A couple of weeks back, I logged into Amazon, the giant e-tailer and looked up a few options for a swimsuit that I planned to buy. It was meant to be a casual browsing session and all I wanted to do was to know what options I had!
What happened later was nothing casual. It was as if some virtual hounds caught my scent and followed me everywhere. Every time I logged into the internet, on work, email, to check on a friend, even to check if my money was safe in the bank, a swimsuit stared back at me – screaming, teasing, chiding –
“You wanted it, you wanted it! Haven’t you bought one YET? WHY haven’t you bought it yet?”
Now, I don’t want a swimsuit.
Looking back at the incredible journey of technology, we have come to equate advances in technology with advances in convenience. It as if they are two sides of the same coin. Technology pervades our lives so much that we notice it only when we are verily inconvenienced. Ironic, but true.
Ask any customer, or conduct a survey with any section of clientele about their top concerns with data and services- “privacy” tops the charts. Yet, with every online profile we set up, every service we sign up to – we are leaving little crumbs in the virtual world that can be easily traced back to us. Social media portals, “free” inbox services are vying with each other to get to know us- what we like, who we speak to, what we wear, what we looked for online, what we might be eyeing.

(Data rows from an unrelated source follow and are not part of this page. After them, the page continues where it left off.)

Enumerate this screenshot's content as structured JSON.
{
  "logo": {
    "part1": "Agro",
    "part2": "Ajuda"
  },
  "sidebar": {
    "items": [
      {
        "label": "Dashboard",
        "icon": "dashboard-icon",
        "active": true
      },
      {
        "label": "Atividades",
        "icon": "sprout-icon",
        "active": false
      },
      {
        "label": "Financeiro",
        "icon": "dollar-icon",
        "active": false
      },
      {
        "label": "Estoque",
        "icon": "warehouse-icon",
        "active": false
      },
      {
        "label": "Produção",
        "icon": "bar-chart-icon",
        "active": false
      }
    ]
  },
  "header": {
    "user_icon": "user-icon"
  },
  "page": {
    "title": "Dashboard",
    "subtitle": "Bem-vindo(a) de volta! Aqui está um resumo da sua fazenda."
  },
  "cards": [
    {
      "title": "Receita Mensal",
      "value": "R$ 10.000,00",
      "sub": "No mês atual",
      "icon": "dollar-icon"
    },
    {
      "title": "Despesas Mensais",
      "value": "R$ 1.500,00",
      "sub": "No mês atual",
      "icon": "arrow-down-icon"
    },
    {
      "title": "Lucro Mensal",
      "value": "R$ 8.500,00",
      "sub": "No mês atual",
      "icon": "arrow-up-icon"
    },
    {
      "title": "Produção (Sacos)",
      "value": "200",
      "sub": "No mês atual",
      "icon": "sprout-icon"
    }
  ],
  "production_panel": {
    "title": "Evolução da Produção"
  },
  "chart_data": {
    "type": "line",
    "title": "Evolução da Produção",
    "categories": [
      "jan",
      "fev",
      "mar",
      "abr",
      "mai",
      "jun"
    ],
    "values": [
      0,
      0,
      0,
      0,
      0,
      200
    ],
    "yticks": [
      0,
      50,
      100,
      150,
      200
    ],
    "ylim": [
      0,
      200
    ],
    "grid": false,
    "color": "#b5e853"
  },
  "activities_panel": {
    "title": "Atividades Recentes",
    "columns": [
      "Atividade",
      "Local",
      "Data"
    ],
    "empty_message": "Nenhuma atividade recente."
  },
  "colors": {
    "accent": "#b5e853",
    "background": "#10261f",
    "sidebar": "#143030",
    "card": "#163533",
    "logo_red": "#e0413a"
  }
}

Sure, we get customised experience for the users, but do we really need to be hounded with offers of gym memberships for having posted our new year resolutions on Facebook?
My swimsuit buying experience( or should we say the anti-buying experience) shows how even a wish can be turned into data and linked from app to account.
Many of us are still unaware of the fact that the smartphones and devices we so readily flaunt know more about us than anyone in our lives. They track our everyday activities, our shopping preferences, even tracks our movements and presence. A friend from work was surprised when Facebook threw up a suggestion saying there are 20 other friends in the vicinity, would you want us to notify them?
Many researchers across the world are conducting studies which yield patterns showing increased levels of privacy compromise for mere convenience.
A recent survey by the Business Intelligence shows that 55% of the 2000 UK participants have agreed to have shared their password and credentials with family and friends, 63% of them have not bothered to reset after sharing. What was to happen to this data if these relationships were to unravel?
The plethora of digital assistants – Google’s Now, Microsoft’s Cortana and of course Apple’s Siri – bring in an element of order to our tenuous work-life balance. But, they only bringing us these tantalising options at the cost of our privacy.
These assistant Softwares or services come backed with the hardware. Companies invest millions of dollars into these assistant “free” services in exchange for every minuscule information, personal data, transaction details, appointments, alerts, check-ins, search history from the various devices, keywords of your mail search to even some sass and personality spill can be a potential danger of being exposed.
It is a challenge to live without a digital footprint. Technologies like Internet of Things that promise to change the lives of billions of people have the power to know your heart rate to the song you want to play when you want a little peppiness. These ‘convenience’ of wearable devices, USBs and portable gadgets at lower costs comes with the risk of people storing more sensitive data on these gadgets with a higher risk of data misuse and loss. The recent nuisance of “Silly worm”, the W32/SillyFD-AA program is evidence enough of this disturbing trend.
Globalisation and technological developments can easily exploit the human desire for saving money, instant gratification and getting more done in less with time and effort. We, the customers are in-turn complicit in creating a data goldmine that enables digital marketers and e-commerce portals to have a long lasting impact on our purchases and preferences.
If Hansel and Gretel were to live now, they’re more likely find their way back home without having to mark the path with breadcrumbs.
Every choice for convenience seems to push the privilege of privacy to the corner inevitable.
The private question on everyone’s mind is – Does privacy even exist, anymore, for real?